To capture the experience, Emma ran a short audio recording via SDRSharp, directing output to a .wav file. When she played the file back, the high‑definition audio remained crisp, even after compression. This demonstrated that the B220, paired with the right software, could successfully lock onto DRM on a standard Windows platform.
By the end of the night
When Alex first heard the faint, melodic chimes of DRM—Digital Radio Mondiale—he was fascinated by the idea of tuning into a global conversation that had survived the analog era. He had a LibreSDR B220 clone, a sleek USB stick that promised to open all the frequencies of the FM band to him, right from his macOS laptop. The challenge was to coax this little device into the modern macOS ecosystem and coax it into listening for the invisible DRM signal.
He opened the terminal, the familiar green text burning into his hand. In a swift, decisive rhythm he tapped the Homebrew commands that would feed his device with the necessary drivers:
brew tap usrp/uhd
brew install uhd
The installation printed a cascade of tips. “Remember to keep uhd in your PATH, and to load the libusb drivers as soon as you plug in the B220 clone.” Alex followed the steps to replug the device. Within seconds the command line flashed:
uhd_find_devices
Device B200: FPGA ID 0x3000 – version 2024.1
A sense of triumph washed over him. The B220 clone, once a dormant piece of hardware, was now visible to macOS.
Next, Alex turned to the software that would actually listen. He chose SDRangel, a versatile GUI that now supported DRM demodulation as of its 2023 release. It was available as a pre‑built binary and could be installed with:
brew install sdrangel
When he launched the program, the first pane asked for a radio interface. Alex selected the newly detected B200 clone, the list neatly labeled “Intel B200”, “B200 Clone”, or whatever name the firmware had returned. He then set the center frequency to 118.8 MHz, the frequency where many countries transmit their DRM services.
He worked the knobs and sliders of SDRangel: a sample rate of 250 kS/s, a decimation to 10 kS/s, and a fine‑grained frequency correction to drift into the narrow window of the DRM carrier. The GUI’s waterfall display jumped, the flickering bite of the FM broadcast turning into a clean tone as the carrier stabilized.
When it was time to add the demodulator, Alex chose the Digital Radio Mondiale block. The block hung its own set of parameters, a gentle reminder that DRM is not simply an FM broadcast. He set the Training Field length to 250 kS, adjusted the interleaver to “type‑B,” and dimly tuned the Audio Sample Rate to 8 kHz. The system began to output a low‑pass filtered audio stream into the Mac’s sound mixer. The familiarity of a pop‑song’s intro began to bloom in his headphones.
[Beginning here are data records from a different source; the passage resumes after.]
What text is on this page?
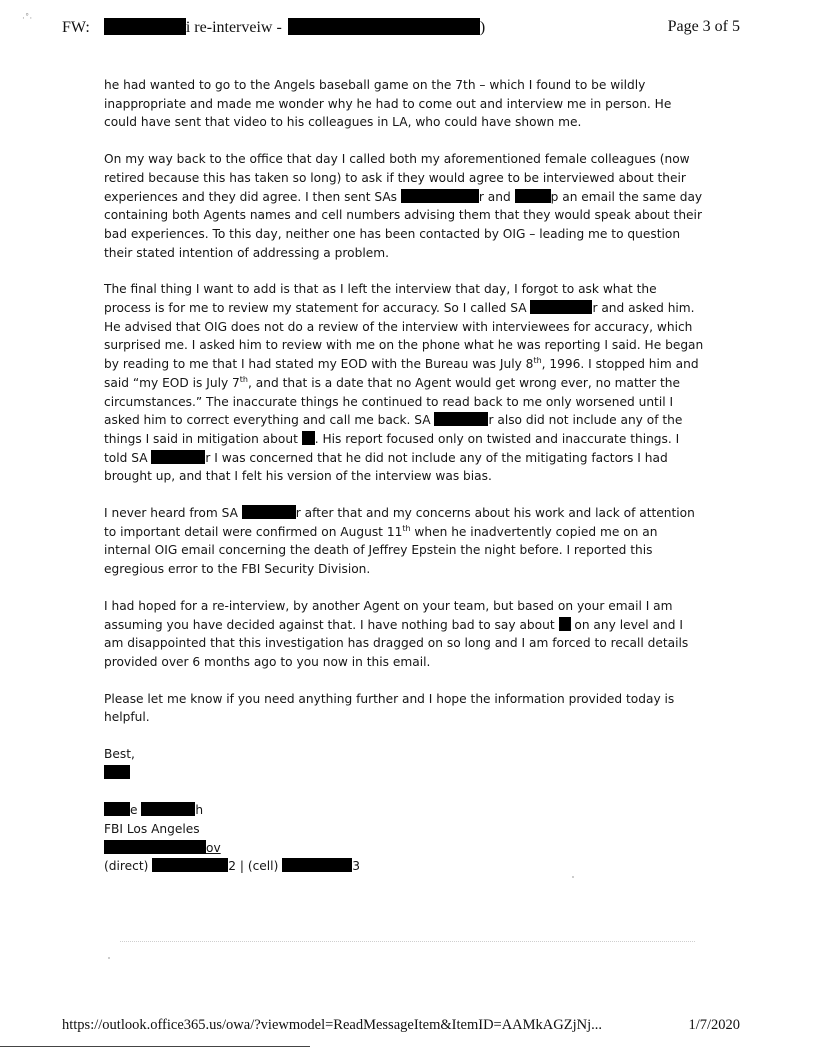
·˚· FW:	i re-interveiw -	)	Page 3 of 5

he had wanted to go to the Angels baseball game on the 7th – which I found to be wildly inappropriate and made me wonder why he had to come out and interview me in person. He could have sent that video to his colleagues in LA, who could have shown me.

On my way back to the office that day I called both my aforementioned female colleagues (now retired because this has taken so long) to ask if they would agree to be interviewed about their experiences and they did agree. I then sent SAs	r and	p an email the same day containing both Agents names and cell numbers advising them that they would speak about their bad experiences. To this day, neither one has been contacted by OIG – leading me to question their stated intention of addressing a problem.

The final thing I want to add is that as I left the interview that day, I forgot to ask what the process is for me to review my statement for accuracy. So I called SA	r and asked him. He advised that OIG does not do a review of the interview with interviewees for accuracy, which surprised me. I asked him to review with me on the phone what he was reporting I said. He began by reading to me that I had stated my EOD with the Bureau was July 8th, 1996. I stopped him and said “my EOD is July 7th, and that is a date that no Agent would get wrong ever, no matter the circumstances.” The inaccurate things he continued to read back to me only worsened until I asked him to correct everything and call me back. SA	r also did not include any of the things I said in mitigation about . His report focused only on twisted and inaccurate things. I told SA	r I was concerned that he did not include any of the mitigating factors I had brought up, and that I felt his version of the interview was bias.

I never heard from SA	r after that and my concerns about his work and lack of attention to important detail were confirmed on August 11th when he inadvertently copied me on an internal OIG email concerning the death of Jeffrey Epstein the night before. I reported this egregious error to the FBI Security Division.

I had hoped for a re-interview, by another Agent on your team, but based on your email I am assuming you have decided against that. I have nothing bad to say about  on any level and I am disappointed that this investigation has dragged on so long and I am forced to recall details provided over 6 months ago to you now in this email.

Please let me know if you need anything further and I hope the information provided today is helpful.

Best,
e	h
FBI Los Angeles
ov
(direct)	2 | (cell)	3
https://outlook.office365.us/owa/?viewmodel=ReadMessageItem&ItemID=AAMkAGZjNj...	1/7/2020
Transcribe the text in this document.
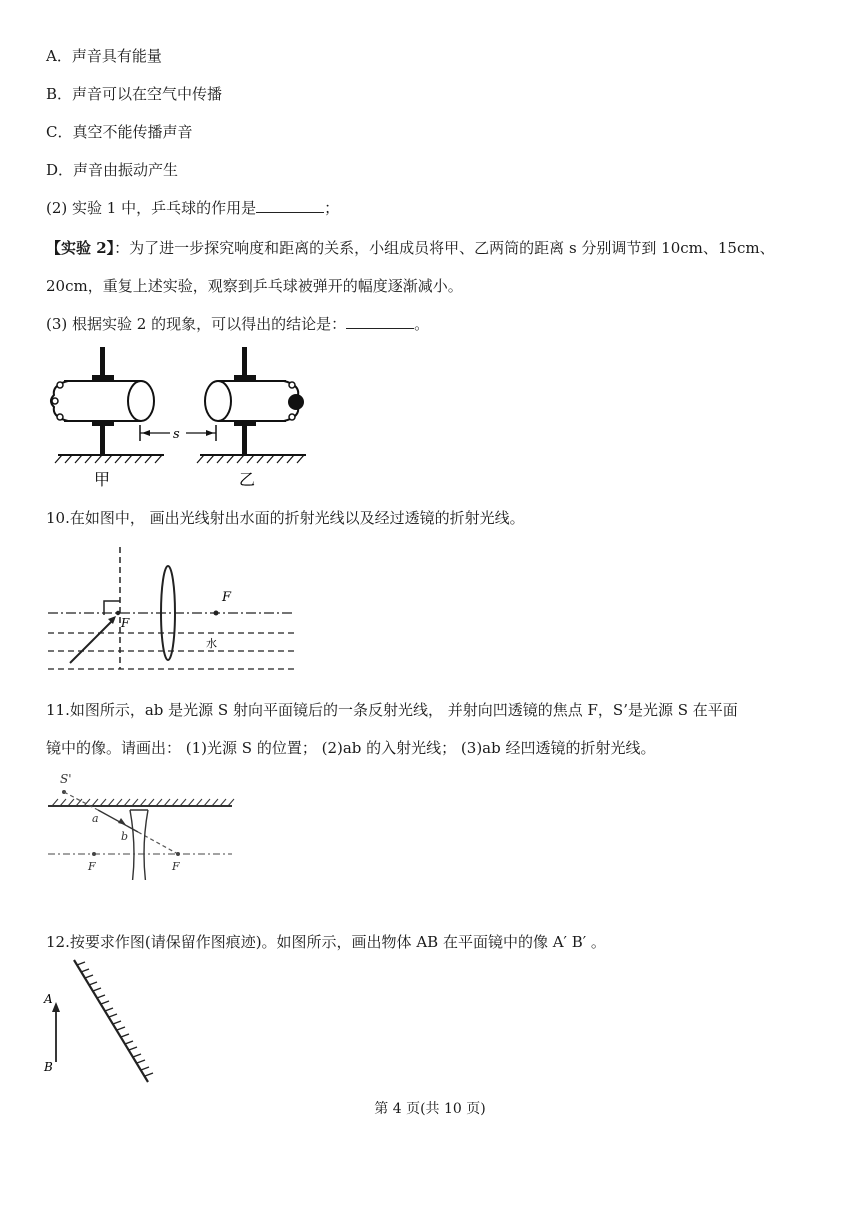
A．声音具有能量
B．声音可以在空气中传播
C．真空不能传播声音
D．声音由振动产生
(2) 实验 1 中，乒乓球的作用是	；
【实验 2】：为了进一步探究响度和距离的关系，小组成员将甲、乙两筒的距离 s 分别调节到 10cm、15cm、
20cm，重复上述实验，观察到乒乓球被弹开的幅度逐渐减小。
(3) 根据实验 2 的现象，可以得出的结论是：	。
s
甲	乙
10.在如图中， 画出光线射出水面的折射光线以及经过透镜的折射光线。
F
F
水
11.如图所示，ab 是光源 S 射向平面镜后的一条反射光线， 并射向凹透镜的焦点 F，S’是光源 S 在平面
镜中的像。请画出： (1)光源 S 的位置； (2)ab 的入射光线； (3)ab 经凹透镜的折射光线。
S'
a
b
F	F
12.按要求作图(请保留作图痕迹)。如图所示，画出物体 AB 在平面镜中的像 A′ B′ 。
A
B
第 4 页(共 10 页)
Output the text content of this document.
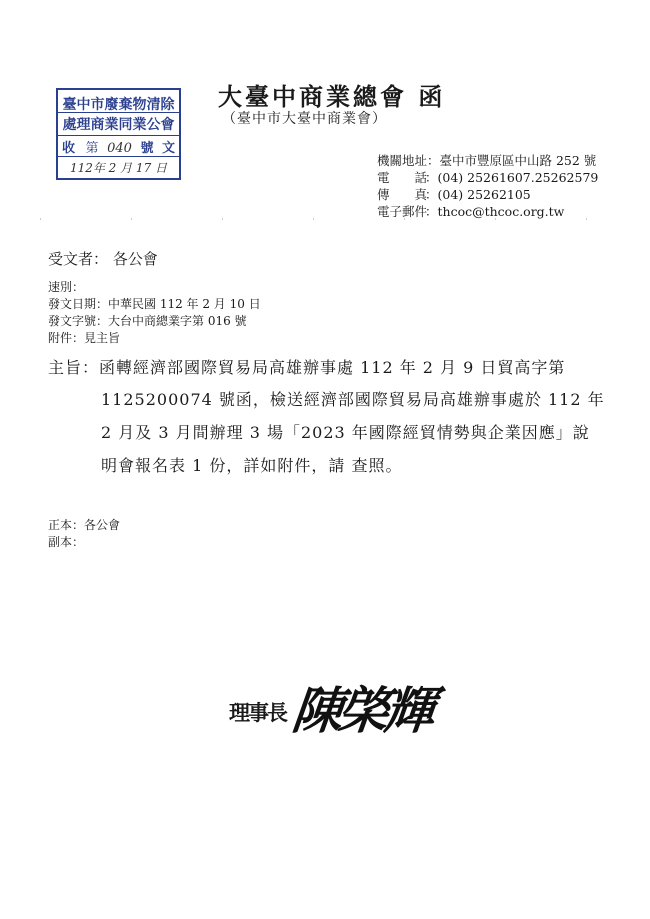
臺中市廢棄物清除
處理商業同業公會
收 第 040 號 文
112年 2 月 17 日
大臺中商業總會 函
（臺中市大臺中商業會）
機關地址：臺中市豐原區中山路 252 號
電　　話：(04) 25261607.25262579
傳　　真：(04) 25262105
電子郵件：thcoc@thcoc.org.tw
受文者： 各公會
速別：
發文日期：中華民國 112 年 2 月 10 日
發文字號：大台中商總業字第 016 號
附件：見主旨
主旨：函轉經濟部國際貿易局高雄辦事處 112 年 2 月 9 日貿高字第
1125200074 號函，檢送經濟部國際貿易局高雄辦事處於 112 年
2 月及 3 月間辦理 3 場「2023 年國際經貿情勢與企業因應」說
明會報名表 1 份，詳如附件，請 查照。
正本：各公會
副本：
理事長 陳棨輝
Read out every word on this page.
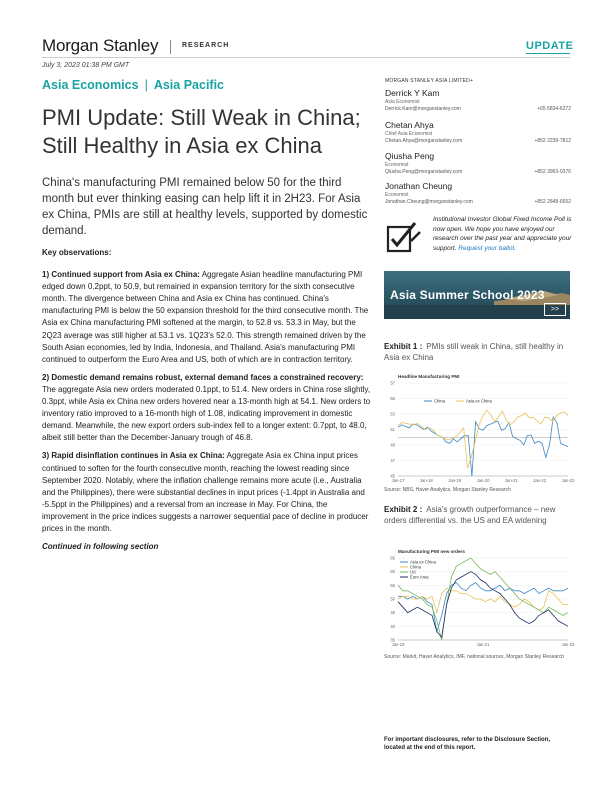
Morgan Stanley	RESEARCH	UPDATE
July 3, 2023 01:38 PM GMT
Asia Economics | Asia Pacific
PMI Update: Still Weak in China; Still Healthy in Asia ex China
China's manufacturing PMI remained below 50 for the third month but ever thinking easing can help lift it in 2H23. For Asia ex China, PMIs are still at healthy levels, supported by domestic demand.

Key observations:

1) Continued support from Asia ex China: Aggregate Asian headline manufacturing PMI edged down 0.2ppt, to 50.9, but remained in expansion territory for the sixth consecutive month. The divergence between China and Asia ex China has continued. China's manufacturing PMI is below the 50 expansion threshold for the third consecutive month. The Asia ex China manufacturing PMI softened at the margin, to 52.8 vs. 53.3 in May, but the 2Q23 average was still higher at 53.1 vs. 1Q23's 52.0. This strength remained driven by the South Asian economies, led by India, Indonesia, and Thailand. Asia's manufacturing PMI continued to outperform the Euro Area and US, both of which are in contraction territory.

2) Domestic demand remains robust, external demand faces a constrained recovery: The aggregate Asia new orders moderated 0.1ppt, to 51.4. New orders in China rose slightly, 0.3ppt, while Asia ex China new orders hovered near a 13-month high at 54.1. New orders to inventory ratio improved to a 16-month high of 1.08, indicating improvement in domestic demand. Meanwhile, the new export orders sub-index fell to a longer extent: 0.7ppt, to 48.0, albeit still better than the December-January trough of 46.8.

3) Rapid disinflation continues in Asia ex China: Aggregate Asia ex China input prices continued to soften for the fourth consecutive month, reaching the lowest reading since September 2020. Notably, where the inflation challenge remains more acute (i.e., Australia and the Philippines), there were substantial declines in input prices (-1.4ppt in Australia and -5.5ppt in the Philippines) and a reversal from an increase in May. For China, the improvement in the price indices suggests a narrower sequential pace of decline in producer prices in the month.

Continued in following section

MORGAN STANLEY ASIA LIMITED+
Derrick Y Kam
Asia Economist
Derrick.Kam@morganstanley.com	+65 6834-6272
Chetan Ahya
Chief Asia Economist
Chetan.Ahya@morganstanley.com	+852 2239-7812
Qiusha Peng
Economist
Qiusha.Peng@morganstanley.com	+852 3963-0376
Jonathan Cheung
Economist
Jonathan.Cheung@morganstanley.com	+852 2848-6652
Institutional Investor Global Fixed Income Poll is now open. We hope you have enjoyed our research over the past year and appreciate your support. Request your ballot.
Asia Summer School 2023
>>
Exhibit 1 : PMIs still weak in China, still healthy in Asia ex China
Headline Manufacturing PMI
45
47
49
51
53
55
57
Jan-17	Jan-18	Jan-19	Jan-20	Jun-21	Jan-22	Jan-23
China	Asia ex China
Source: NBS, Haver Analytics, Morgan Stanley Research
Exhibit 2 : Asia's growth outperformance – new orders differential vs. the US and EA widening
Manufacturing PMI new orders
35
40
45
50
55
60
65
Jan-19	Jan-21	Jan-23
Asia ex China
China
US
Euro Area
Source: Markit, Haver Analytics, IMF, national sources, Morgan Stanley Research
For important disclosures, refer to the Disclosure Section, located at the end of this report.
With the demodulating block in place, Alex had achieved something that had felt so distant just a day before: direct, unmediated access to DRM content on macOS. The audio output drifted into the built‑in “Sound” preferences, where he adjusted the volume to a pleasant level. A simple press of the space bar in SDRangel paused the broadcast; a handful of clicks later, the waveform remapped, revealing the rhythmic cadence of DRM’s data packets – a silent conversation clad in glitching radiowaves.